Identity-based encryption with authorized equivalence test for cloud-assisted IoT

The rising popularity of cloud computing is now widely adopted by many industries including resource-restricted data owners, i.e., with the smart sensors in the Internet of things (IoT) to store their data in the cloud. Considering the untrusted nature of cloud server, the data collected by smart sensors should be encrypted before offloading them to the cloud. This unfortunately raises a concern on how to perform search functionality on encrypted data in the cloud. To tackle this challenge, an identity-based encryption scheme with authorized equivalence test (IBE-AET) is proposed in this paper to achieve simultaneously encryption and search functionality over outsourced data in cloud-assisted IoT. In IBE-AET, an authorized cloud server is allowed to carry out the equivalence test of two messages encrypted using the same identity as well as also those messages encrypted in different identities.
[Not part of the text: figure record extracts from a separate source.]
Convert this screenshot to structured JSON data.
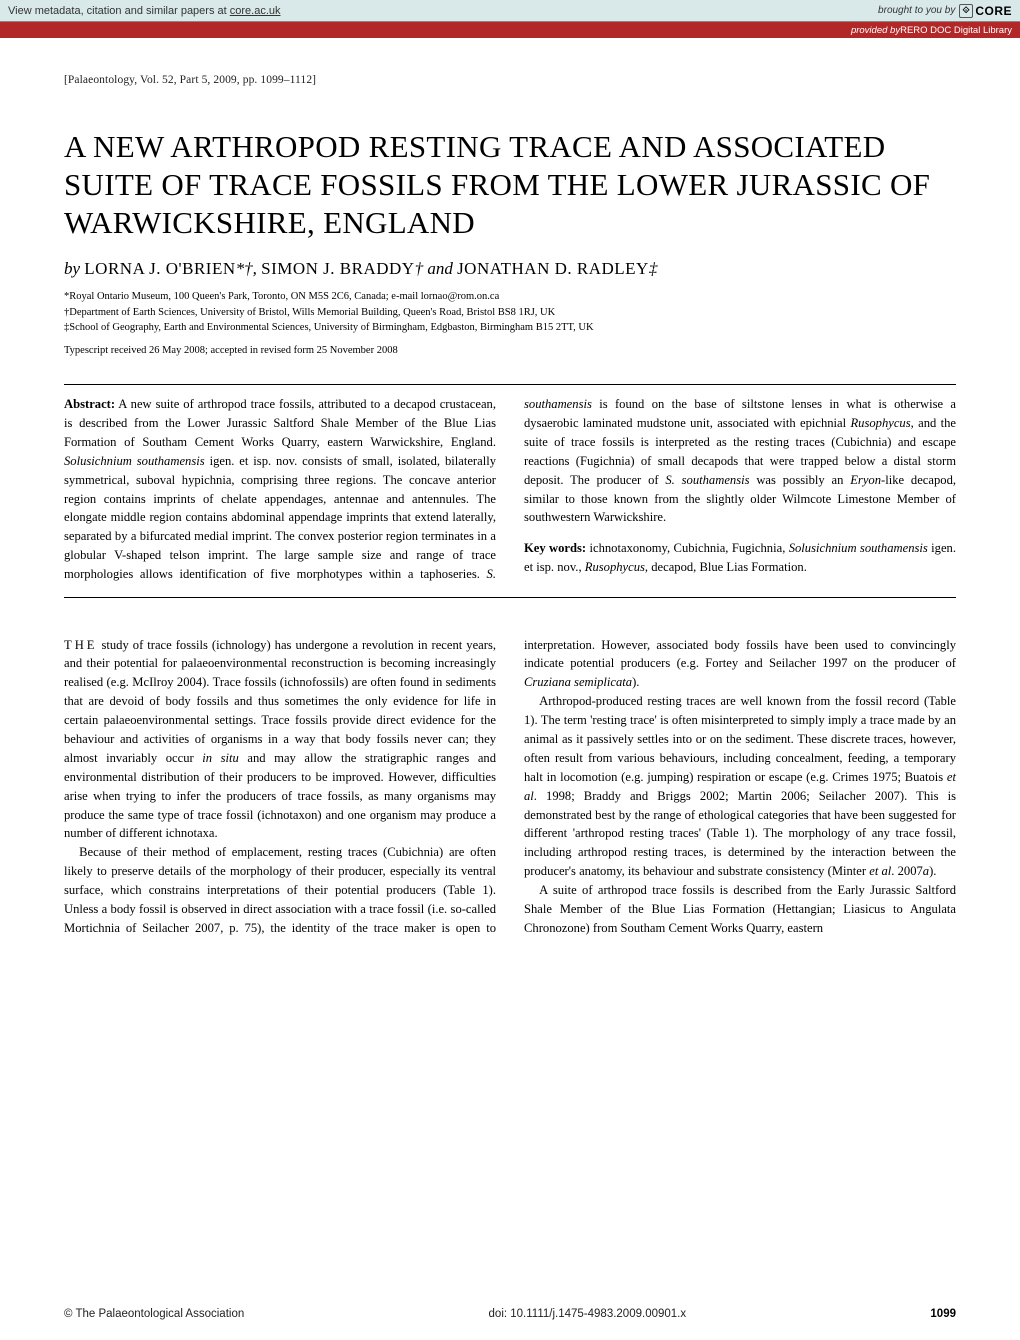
{
  "banner": {
    "left_prefix": "View metadata, citation and similar papers at ",
    "left_link": "core.ac.uk",
    "brought": "brought to you by",
    "core": "CORE"
  },
  "repo_bar": {
    "prefix": "provided by ",
    "name": "RERO DOC Digital Library"
  },
  "journal_ref": "[Palaeontology, Vol. 52, Part 5, 2009, pp. 1099–1112]",
  "title": "A NEW ARTHROPOD RESTING TRACE AND ASSOCIATED SUITE OF TRACE FOSSILS FROM THE LOWER JURASSIC OF WARWICKSHIRE, ENGLAND",
  "authors": {
    "by": "by ",
    "a1": "LORNA J. O'BRIEN",
    "a1_sym": "*†, ",
    "a2": "SIMON J. BRADDY",
    "a2_sym": "† ",
    "and": "and ",
    "a3": "JONATHAN D. RADLEY",
    "a3_sym": "‡"
  },
  "affiliations": {
    "l1": "*Royal Ontario Museum, 100 Queen's Park, Toronto, ON M5S 2C6, Canada; e-mail lornao@rom.on.ca",
    "l2": "†Department of Earth Sciences, University of Bristol, Wills Memorial Building, Queen's Road, Bristol BS8 1RJ, UK",
    "l3": "‡School of Geography, Earth and Environmental Sciences, University of Birmingham, Edgbaston, Birmingham B15 2TT, UK"
  },
  "received": "Typescript received 26 May 2008; accepted in revised form 25 November 2008",
  "abstract": {
    "label": "Abstract:",
    "text_a": " A new suite of arthropod trace fossils, attributed to a decapod crustacean, is described from the Lower Jurassic Saltford Shale Member of the Blue Lias Formation of Southam Cement Works Quarry, eastern Warwickshire, England. ",
    "ital1": "Solusichnium southamensis",
    "text_b": " igen. et isp. nov. consists of small, isolated, bilaterally symmetrical, suboval hypichnia, comprising three regions. The concave anterior region contains imprints of chelate appendages, antennae and antennules. The elongate middle region contains abdominal appendage imprints that extend laterally, separated by a bifurcated medial imprint. The convex posterior region terminates in a globular V-shaped telson imprint. The large sample size and range of trace morphologies allows identification of five morphotypes within a taphoseries. ",
    "ital2": "S. southamensis",
    "text_c": " is found on the base of siltstone lenses in what is otherwise a dysaerobic laminated mudstone unit, associated with epichnial ",
    "ital3": "Rusophycus",
    "text_d": ", and the suite of trace fossils is interpreted as the resting traces (Cubichnia) and escape reactions (Fugichnia) of small decapods that were trapped below a distal storm deposit. The producer of ",
    "ital4": "S. southamensis",
    "text_e": " was possibly an ",
    "ital5": "Eryon",
    "text_f": "-like decapod, similar to those known from the slightly older Wilmcote Limestone Member of southwestern Warwickshire."
  },
  "keywords": {
    "label": "Key words:",
    "text_a": " ichnotaxonomy, Cubichnia, Fugichnia, ",
    "ital1": "Solusichnium southamensis",
    "text_b": " igen. et isp. nov., ",
    "ital2": "Rusophycus",
    "text_c": ", decapod, Blue Lias Formation."
  },
  "body": {
    "p1_dropcap": "THE",
    "p1": " study of trace fossils (ichnology) has undergone a revolution in recent years, and their potential for palaeoenvironmental reconstruction is becoming increasingly realised (e.g. McIlroy 2004). Trace fossils (ichnofossils) are often found in sediments that are devoid of body fossils and thus sometimes the only evidence for life in certain palaeoenvironmental settings. Trace fossils provide direct evidence for the behaviour and activities of organisms in a way that body fossils never can; they almost invariably occur ",
    "p1_ital": "in situ",
    "p1b": " and may allow the stratigraphic ranges and environmental distribution of their producers to be improved. However, difficulties arise when trying to infer the producers of trace fossils, as many organisms may produce the same type of trace fossil (ichnotaxon) and one organism may produce a number of different ichnotaxa.",
    "p2": "Because of their method of emplacement, resting traces (Cubichnia) are often likely to preserve details of the morphology of their producer, especially its ventral surface, which constrains interpretations of their potential producers (Table 1). Unless a body fossil is observed in direct association with a trace fossil (i.e. so-called Mortichnia of Seilacher 2007, p. 75), the identity of the trace maker is open to interpretation. However, associated body fossils have been used to convincingly indicate potential producers (e.g. Fortey and Seilacher 1997 on the producer of ",
    "p2_ital": "Cruziana semiplicata",
    "p2b": ").",
    "p3": "Arthropod-produced resting traces are well known from the fossil record (Table 1). The term 'resting trace' is often misinterpreted to simply imply a trace made by an animal as it passively settles into or on the sediment. These discrete traces, however, often result from various behaviours, including concealment, feeding, a temporary halt in locomotion (e.g. jumping) respiration or escape (e.g. Crimes 1975; Buatois ",
    "p3_ital1": "et al",
    "p3b": ". 1998; Braddy and Briggs 2002; Martin 2006; Seilacher 2007). This is demonstrated best by the range of ethological categories that have been suggested for different 'arthropod resting traces' (Table 1). The morphology of any trace fossil, including arthropod resting traces, is determined by the interaction between the producer's anatomy, its behaviour and substrate consistency (Minter ",
    "p3_ital2": "et al",
    "p3c": ". 2007",
    "p3_ital3": "a",
    "p3d": ").",
    "p4": "A suite of arthropod trace fossils is described from the Early Jurassic Saltford Shale Member of the Blue Lias Formation (Hettangian; Liasicus to Angulata Chronozone) from Southam Cement Works Quarry, eastern"
  },
  "footer": {
    "copyright": "© The Palaeontological Association",
    "doi": "doi: 10.1111/j.1475-4983.2009.00901.x",
    "pagenum": "1099"
  },
  "colors": {
    "banner_bg": "#d9e9e9",
    "repo_bg": "#b22828",
    "text": "#000000"
  }
}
In addition, the authorization mechanism in IBE-AET is versatile such that it enables a user to delegate the testing capability to the cloud server in a fine-grained manner. In the random oracle model, the proposed IBE-AET is formally proved to be equivalent to the bilinear Diffie-Hellman (BDH) assumption. The practicability of the suggested scheme is demonstrated by both the theoretic analysis and experiment simulation.